The contractor building the wall near Douglas is Southwest Valley Constructors. Court records do not indicate any allegation of wrongdoing by the contractor.

On April 1, agents decided to follow two of the trucks. One of the trucks failed to yield to agents. Agents said the truck was driven by Siqueiros, who continued through Douglas at a slow speed and followed traffic laws. The truck eventually stopped when an agent used his truck to block an alleyway.

Inside the truck and in the truck’s bed, agents found 15 people who said they or their family members were to pay a smuggling organization once they reached their final destination in the United States, according to the complaint.

Siqueiros told agents he was a citizen of Mexico and had arranged to be smuggled to Tucson. He agreed to pay $1,000, but the smugglers offered to take off $600 from his smuggling fee if he would drive.
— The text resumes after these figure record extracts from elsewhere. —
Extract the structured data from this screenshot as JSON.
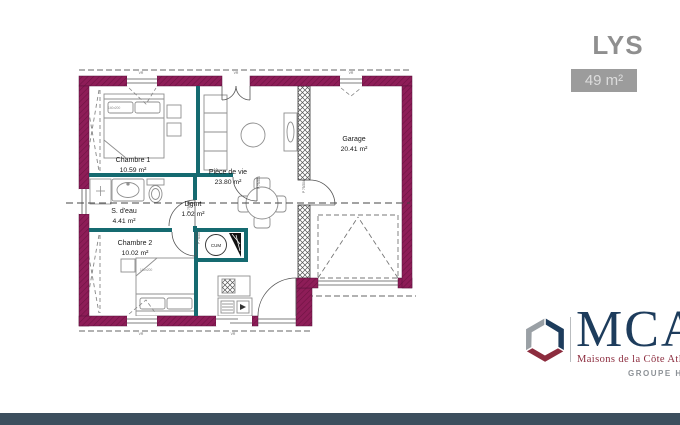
{
  "header": {
    "title": "LYS",
    "area_badge": "49 m²"
  },
  "plan": {
    "rooms": [
      {
        "name": "Chambre 1",
        "area": "10.59 m²"
      },
      {
        "name": "S. d'eau",
        "area": "4.41 m²"
      },
      {
        "name": "Chambre 2",
        "area": "10.02 m²"
      },
      {
        "name": "Dgmt",
        "area": "1.02 m²"
      },
      {
        "name": "Pièce de vie",
        "area": "23.80 m²"
      },
      {
        "name": "Garage",
        "area": "20.41 m²"
      }
    ],
    "annotations": {
      "water_heater": "CUM",
      "door_code": "P 75/204",
      "bed_size": "140x200",
      "window_code": "VR"
    },
    "colors": {
      "exterior_wall": "#8e1d58",
      "interior_wall": "#156a70",
      "hatch_wall_stroke": "#444444",
      "footer_bar": "#3c4f5e"
    }
  },
  "logo": {
    "brand": "MCA",
    "tagline": "Maisons de la Côte Atlantique",
    "group_label": "GROUPE HEXA",
    "brand_color": "#1d3c5c",
    "tagline_color": "#8c2c3e",
    "cube_colors": {
      "navy": "#1d3c5c",
      "maroon": "#8c2c3e",
      "gray": "#9aa0a5"
    }
  }
}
He and the other 15 people crossed the border and got into the truck, which was parked near the border fence. He kept in contact with the smugglers via a radio and his cellphone.

He was told to follow the other truck, which was driven by a man called “Javier JJ” or “Jota Jota,” to a stash house.

Agents caught up with the other truck with the contractor’s logo after it fled agents at a high speed along the road near the border fence. The truck crashed into one of the agent’s vehicles, drove away, and eventually stopped when agents surrounded it with their vehicles.

One agent said he “heard shots” and saw people running from the truck. The driver ran into Mexico, leaving the engine still running. The agent heard a voice coming from a radio on the ground next to the truck asking for “Javier.”

Agents found four people in the truck who said they had crossed the border illegally. The driver told them to run when the vehicle stopped.

Siqueiros is in custody. His next hearing is scheduled for April 17, court records show. As a court-wide precaution against the coronavirus, many defendants appear in court via video conference.